Impacting utilizaion patterns
Kanal says his work as an emergency neuroradiology specialist has been drastically impacted by the knowledge that gadolinium can accumulate in the brain. “Every single day of my professional life I now find myself canceling studies that are requested with contrast where I don’t believe or agree that contrast is indicated,” he says.
The number of gadolinium-enhanced MR exams being conducted — both nationally and internationally — is decreasing, he says. When it is being administered, it is sometimes being done at a lower dose, and often affects the choice or what type/brand of agent is to be administered. “Which agents people are using is also changing,” says Kanal. “Just like we saw with NSF, there were massive changes with utilization patterns and which agents were used for what patients.
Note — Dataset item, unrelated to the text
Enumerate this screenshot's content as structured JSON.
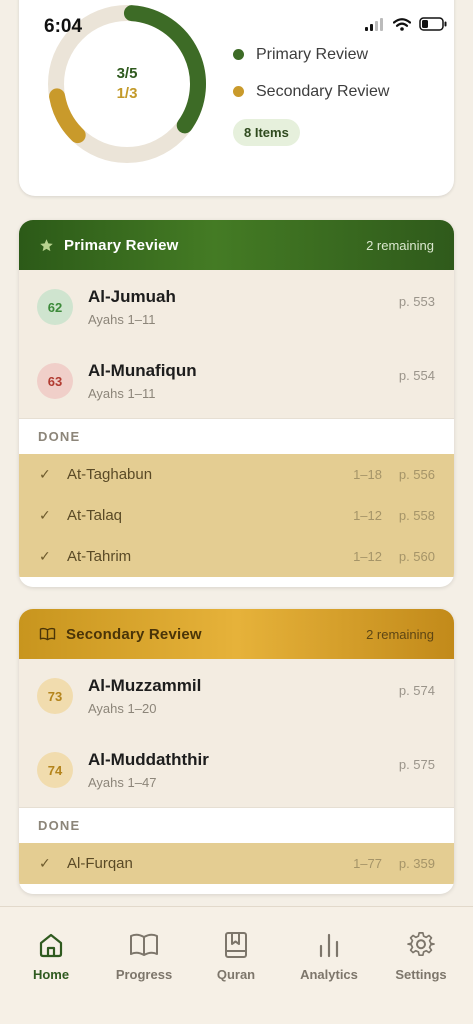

We’re seeing people switching again based on the potential or theoretical concern of retaining more gadolinium in the patient’s bodies with some agents than with others.” As long as there are no good alternatives to gadolinium, however, it remains a vital part of the radiologist’s toolkit and Kanal doesn’t expect that to change any time soon.
More than meets the eye
The gadolinium that we can visualize is visible because it is interacting with water molecules in the brain, thereby shortening the tissue T1 and brightening its signal to become bright. According to Kanal, “That kind of gadolinium is almost across the board water soluble, but we do know there is also water-insoluble gadolinium in biopsies and autopsies — which very likely would not be visible on an MR image.” That means all the data that is being collected from MR images is potentially overlooking an undetectable quantity of retained tissue gadolinium that simply does not register in the scan. Through autopsies and biopsies, Kanal says work is being done to try and shed some light on that possibility.
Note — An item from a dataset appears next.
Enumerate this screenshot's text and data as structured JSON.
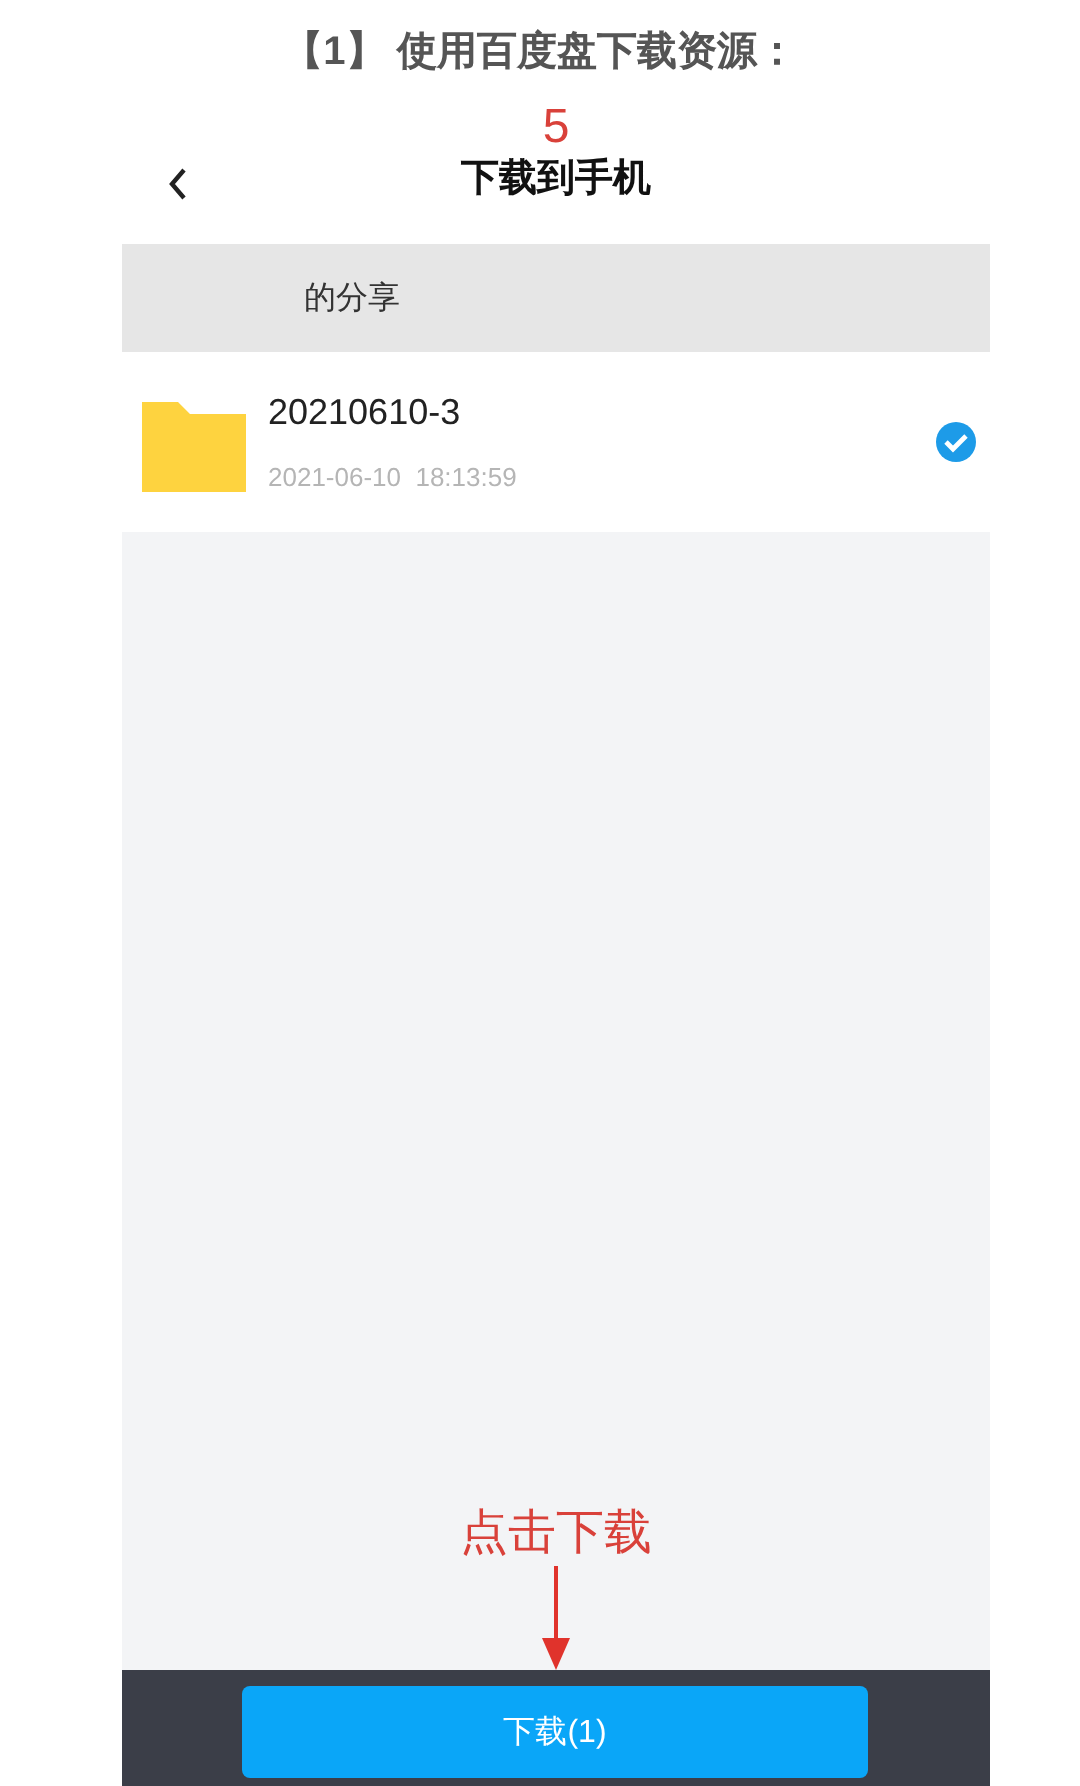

“And we don’t even know what form it will be in,” says Kanal. “Is it in the form in which it had initially been injected? Did it disassociate and then re-form?” Further, accumulation in the brain is only part of this issue. It has been known for over a decade that gadolinium from at least some GBCAs is retained in the bone of patient recipients, and that the amount retained there is greater for at least some of the linear agents than from at least some of the macrocyclic agents. For now, according to Kanal, there are simply more questions than answers. Defining the medical implications of gadolinium accumulation — if indeed there are any — is a work in progress that researchers continue to chip away at every day.